Quando nel I secolo dopo Cristo compare il Cristianesimo nel mondo mediterraneo, sotto l’unico dominio romano, la religione tradizionale dei Greci e dei Romani era in decadenza. Già i filosofi greci avevano criticato il politeismo, con un numero esagerato di Dei che si comportavano come gli uomini, con le stesse debolezze e gli stessi vizi. Gli scrittori proponevano ai lettori i vecchi miti ma si trattava solo di convenzioni letterarie a cui nessuno dava importanza. Un esempio molto significativo ci è fornito da Virgilio e da Orazio: nelle loro opere essi cantavano le imprese mitologiche delle divinità, pur essendo personalmente seguaci della filosofia epicurea il cui scopo era quello di dare una spiegazione scientifica ad ogni fatto naturale. Ma il materialismo epicureo non era la sola nuova forma di credenza religiosa.
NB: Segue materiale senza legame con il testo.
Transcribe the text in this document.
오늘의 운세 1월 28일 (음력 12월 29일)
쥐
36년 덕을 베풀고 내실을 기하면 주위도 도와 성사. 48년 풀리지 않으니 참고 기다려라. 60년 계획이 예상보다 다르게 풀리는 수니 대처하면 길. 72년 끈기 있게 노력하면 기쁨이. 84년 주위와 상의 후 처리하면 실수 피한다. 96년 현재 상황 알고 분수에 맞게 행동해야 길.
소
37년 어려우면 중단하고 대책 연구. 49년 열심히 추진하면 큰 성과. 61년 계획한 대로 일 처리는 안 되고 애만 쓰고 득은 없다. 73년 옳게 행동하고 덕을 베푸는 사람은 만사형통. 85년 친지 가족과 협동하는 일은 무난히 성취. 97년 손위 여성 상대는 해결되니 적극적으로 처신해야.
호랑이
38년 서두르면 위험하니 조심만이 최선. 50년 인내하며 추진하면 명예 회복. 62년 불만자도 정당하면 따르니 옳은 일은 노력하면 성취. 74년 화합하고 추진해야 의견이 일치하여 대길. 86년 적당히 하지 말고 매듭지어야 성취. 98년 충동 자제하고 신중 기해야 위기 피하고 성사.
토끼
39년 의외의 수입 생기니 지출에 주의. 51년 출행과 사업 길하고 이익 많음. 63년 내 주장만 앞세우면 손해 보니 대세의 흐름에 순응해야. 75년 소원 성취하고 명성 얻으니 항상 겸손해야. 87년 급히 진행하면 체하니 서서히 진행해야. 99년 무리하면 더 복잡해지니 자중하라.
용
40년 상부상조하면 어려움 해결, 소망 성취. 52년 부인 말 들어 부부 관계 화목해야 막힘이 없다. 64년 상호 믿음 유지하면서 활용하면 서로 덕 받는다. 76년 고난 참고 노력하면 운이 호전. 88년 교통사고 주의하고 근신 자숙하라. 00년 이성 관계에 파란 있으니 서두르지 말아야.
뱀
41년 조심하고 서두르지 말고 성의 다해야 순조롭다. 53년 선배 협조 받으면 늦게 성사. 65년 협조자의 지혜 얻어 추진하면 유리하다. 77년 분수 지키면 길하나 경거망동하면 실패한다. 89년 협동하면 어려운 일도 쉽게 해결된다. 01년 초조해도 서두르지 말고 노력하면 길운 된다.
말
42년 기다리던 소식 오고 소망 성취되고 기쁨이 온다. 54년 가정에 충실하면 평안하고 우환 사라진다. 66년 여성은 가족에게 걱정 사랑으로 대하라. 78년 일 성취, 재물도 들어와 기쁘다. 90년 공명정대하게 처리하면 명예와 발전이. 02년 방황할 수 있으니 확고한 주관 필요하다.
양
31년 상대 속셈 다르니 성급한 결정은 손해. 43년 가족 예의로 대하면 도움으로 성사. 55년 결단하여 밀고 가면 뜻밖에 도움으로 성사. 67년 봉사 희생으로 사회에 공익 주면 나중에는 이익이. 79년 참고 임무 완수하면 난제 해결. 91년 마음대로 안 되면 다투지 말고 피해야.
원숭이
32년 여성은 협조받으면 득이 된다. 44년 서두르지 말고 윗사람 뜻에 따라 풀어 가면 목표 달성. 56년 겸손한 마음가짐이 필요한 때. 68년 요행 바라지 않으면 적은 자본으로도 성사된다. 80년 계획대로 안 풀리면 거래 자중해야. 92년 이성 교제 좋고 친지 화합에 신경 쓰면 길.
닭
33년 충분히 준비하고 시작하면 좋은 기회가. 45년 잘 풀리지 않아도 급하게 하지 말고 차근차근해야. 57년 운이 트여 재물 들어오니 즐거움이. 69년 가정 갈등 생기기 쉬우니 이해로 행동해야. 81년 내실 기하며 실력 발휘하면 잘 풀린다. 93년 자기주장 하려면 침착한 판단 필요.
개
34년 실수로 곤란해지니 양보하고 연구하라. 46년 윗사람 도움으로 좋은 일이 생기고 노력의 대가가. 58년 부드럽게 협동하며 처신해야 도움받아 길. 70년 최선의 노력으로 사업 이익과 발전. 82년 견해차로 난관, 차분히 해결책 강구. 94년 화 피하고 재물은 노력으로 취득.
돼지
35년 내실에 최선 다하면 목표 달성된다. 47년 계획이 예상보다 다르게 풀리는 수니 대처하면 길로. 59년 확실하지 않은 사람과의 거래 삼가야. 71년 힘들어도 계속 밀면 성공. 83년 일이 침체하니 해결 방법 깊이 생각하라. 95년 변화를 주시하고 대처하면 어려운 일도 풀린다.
Ad esso si opponeva lo stoicismo che introduceva il concetto di Provvidenza divina, di fraternità fra tutti gli uomini e di impassibilità di fronte alle vicende umane. In questa atmosfera di ricerca di una fede diversa e più intima, nella società romana si stavano facendo strada anche i culti orientali: Iside, proveniente dall’Egitto, Serapide originario della Frigia, il Sole di orine siriana. Spesso questi nuovi culti erano collegati a delle sètte segrete che organizzavano riunioni cerimonie sacre per iniziati; fra di esse dobbiamo ricordare i Misteri orfici e il culto di Mitra in cui si parlava di morte e di resurrezione e di atti di purificazione attraverso i quali l’essere umano riusciva a mettersi in contatto con la divinità. I Misteri orfici credevano nella divinità e quindi nell'immortalità dell'anima al fine di evitare la perdita di tale immortalità, la necessità di condurre un'intera vita dedicata alla purezza.
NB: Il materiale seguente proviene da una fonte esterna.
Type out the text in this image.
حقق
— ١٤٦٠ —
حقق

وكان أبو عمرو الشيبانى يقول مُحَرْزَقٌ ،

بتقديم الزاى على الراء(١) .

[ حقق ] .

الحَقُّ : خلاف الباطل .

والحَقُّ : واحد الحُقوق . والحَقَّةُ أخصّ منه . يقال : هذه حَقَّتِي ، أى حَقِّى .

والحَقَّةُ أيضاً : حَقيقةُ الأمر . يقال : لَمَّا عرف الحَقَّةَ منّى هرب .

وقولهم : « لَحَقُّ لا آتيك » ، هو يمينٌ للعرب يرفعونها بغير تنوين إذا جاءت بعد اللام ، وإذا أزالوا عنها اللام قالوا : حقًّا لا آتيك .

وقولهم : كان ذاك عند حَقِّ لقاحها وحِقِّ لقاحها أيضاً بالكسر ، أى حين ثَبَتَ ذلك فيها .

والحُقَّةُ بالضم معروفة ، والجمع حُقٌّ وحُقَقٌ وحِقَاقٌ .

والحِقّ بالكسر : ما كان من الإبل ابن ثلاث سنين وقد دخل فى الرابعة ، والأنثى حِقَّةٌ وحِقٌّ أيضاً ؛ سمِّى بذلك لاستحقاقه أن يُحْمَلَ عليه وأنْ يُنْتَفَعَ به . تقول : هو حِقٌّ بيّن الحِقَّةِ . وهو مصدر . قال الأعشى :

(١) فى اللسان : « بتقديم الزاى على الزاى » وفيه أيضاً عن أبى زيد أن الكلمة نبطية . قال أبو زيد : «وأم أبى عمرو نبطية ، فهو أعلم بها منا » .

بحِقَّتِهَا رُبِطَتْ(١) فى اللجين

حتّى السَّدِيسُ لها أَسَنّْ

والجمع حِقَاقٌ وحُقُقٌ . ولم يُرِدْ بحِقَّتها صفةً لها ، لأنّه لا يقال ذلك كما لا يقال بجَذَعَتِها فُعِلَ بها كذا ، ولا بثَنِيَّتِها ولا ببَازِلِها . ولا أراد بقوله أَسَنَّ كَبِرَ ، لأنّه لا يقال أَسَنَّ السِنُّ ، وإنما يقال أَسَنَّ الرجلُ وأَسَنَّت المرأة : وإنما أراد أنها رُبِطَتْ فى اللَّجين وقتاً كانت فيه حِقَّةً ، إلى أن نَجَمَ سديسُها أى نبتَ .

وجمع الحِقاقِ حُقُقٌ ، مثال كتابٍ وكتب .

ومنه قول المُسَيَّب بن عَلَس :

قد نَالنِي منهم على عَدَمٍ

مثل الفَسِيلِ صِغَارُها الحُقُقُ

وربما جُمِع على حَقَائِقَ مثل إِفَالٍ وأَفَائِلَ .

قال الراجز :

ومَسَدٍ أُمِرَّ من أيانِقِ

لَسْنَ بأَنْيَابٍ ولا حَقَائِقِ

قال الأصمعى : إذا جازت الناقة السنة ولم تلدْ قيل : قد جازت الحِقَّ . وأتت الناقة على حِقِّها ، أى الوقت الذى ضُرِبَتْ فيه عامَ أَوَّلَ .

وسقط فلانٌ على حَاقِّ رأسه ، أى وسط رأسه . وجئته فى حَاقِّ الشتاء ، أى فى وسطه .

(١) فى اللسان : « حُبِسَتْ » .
Nell’insieme si stava preparando un ambiente adatto ad una religione che, rompendo i vecchi schemi politeistici, parlasse di fraternità, di redenzione e di resurrezione e soprattutto che si facesse costruttrice di una nuova società fondata sull’amore reciproco e sull’attesa di un momento che avrebbe riscattato l’uomo da un’esistenza fatta di miseria e di imperfezione. In altre parole, si stava preparando un terreno adatto per riceve il Cristianesimo e la Chiesa Cristiana.